What inferential leverage do statistical models provide?18 December, 2016 at 14:19 | Posted in Statistics & Econometrics | 10 Comments
Experimental (and non-experimental) data are often analyzed using a regression model of the form
Yi =a+bZi +Wiβ+εi,
where Wi is a vector of control variables for subject i, while a, b, and β are parameters (if Wi is 1×p, then β is p×1). The effect of treatment is measured by b. The disturbances εi would be assumed independent across subjects, with expectation 0 and constant variance. The Zi and Wi would also need to be independent of the disturbances (this is the exogeneity assumption).
Randomization guarantees that the Zi are independent of the Wi and εi . But why are Wi and εi independent? Why are the εi independent across subjects, with expectation 0 and constant variance?

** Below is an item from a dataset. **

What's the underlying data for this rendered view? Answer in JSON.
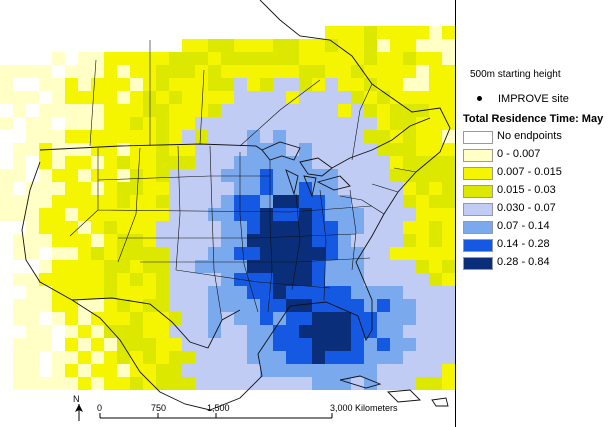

Replacing the indicator Zi for assignment by an indicator Xi for treatment received makes the model less secure: why is choice of treatment independent of the disturbance term? With observational data, such questions are even thornier. Of course, there are models with assumptions that are more general and harder to fathom. But that only postpones the reckoning. More-complicated questions can in turn be asked about more-complicated models …
With models, it is easy to lose track of three essential points: (i) results depend on assumptions, (ii) changing the assumptions in apparently innocuous ways can lead to drastic changes in conclusions, and (iii) familiarity with a model’s name is no guarantee of the model’s truth. Under the circumstances, it may be the assumptions behind the model that provide the leverage, not the data fed into the model. This is a danger with experiments, and even more so with observational studies.